Sunday, December 30, 2007

Jumping for JOY!!!

Michael is off of the ventilator....... Amen, Amen, Amen. and he is talking and alert and oriented, umm, most of the time.... and then all of the pain medications kick in and he sees pink elephants in his room. Doug had called me from his room to tell me that Mike was alert, he had his tube still down his throat, but the ventilator was just assisting him.. and then he said, that they were taking the intubation tube out of his throat and he'd call me right back......... one hour later, Doug calls me, to tell me the tube is out,.......... and then he talks to someone in the room and says " I'm talking to Aunt Sandi" and then all of the suddenly, Michael gets on the phone and whispers..... "aunt Sandi, i love you, come and see me"...... I just started to cry......i mean really cry..... and i didn't stop until i went to bed last night...... I guess when Doug was talking to me, Mike wanted to know who he was talking to, and when Doug said my name , he reached for the phone.......... Me, Bill and Katie went to see Michael last night....... the boy is awake, breathing on his own.... he is so weak, and just in a weeks time, his muscles have already begun to atrophy......... (weaken) and it scared Mike that he couldn't move his hands without great effort...... he already had mild foot drop, and will need Physical therapy for a while....... the nurse said his lungs are soooooooo bad, and at any other hospital, they'd think he was in terrible condition, but knowing where he just was, they think he is in good condition. He has a long road. Doug and Donna left the hospital at the same time we did........ and I guess Donna his mom said, when they said good bye......... he asked if "Aunt Sandi could stay with him tonight" if the hospital would have let me......... i would have, but he needed rest... and they were going to sedate him so he could get some rest...... and I wasn't allowed...

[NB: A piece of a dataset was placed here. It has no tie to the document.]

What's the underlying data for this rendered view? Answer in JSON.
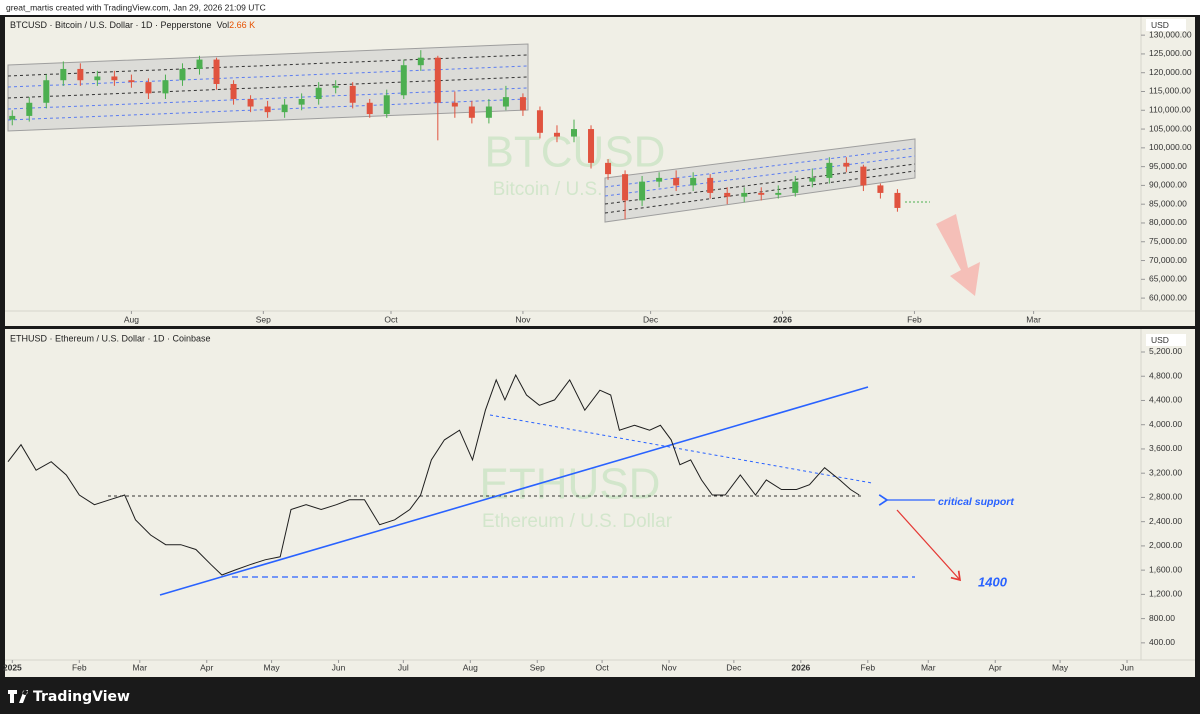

There is nothing more priceless on this Earth, than human life........NOTHING!!!! and I've learned that so greatly this holiday season.....beginning at Thanksgiving time when Alex died... and Christmas time when Michael almost died....... hug your family and friends.......... and if you are holding on to any anger at someone....... let it go now............ life is precious and short....... to keep anger and resentment in your heart.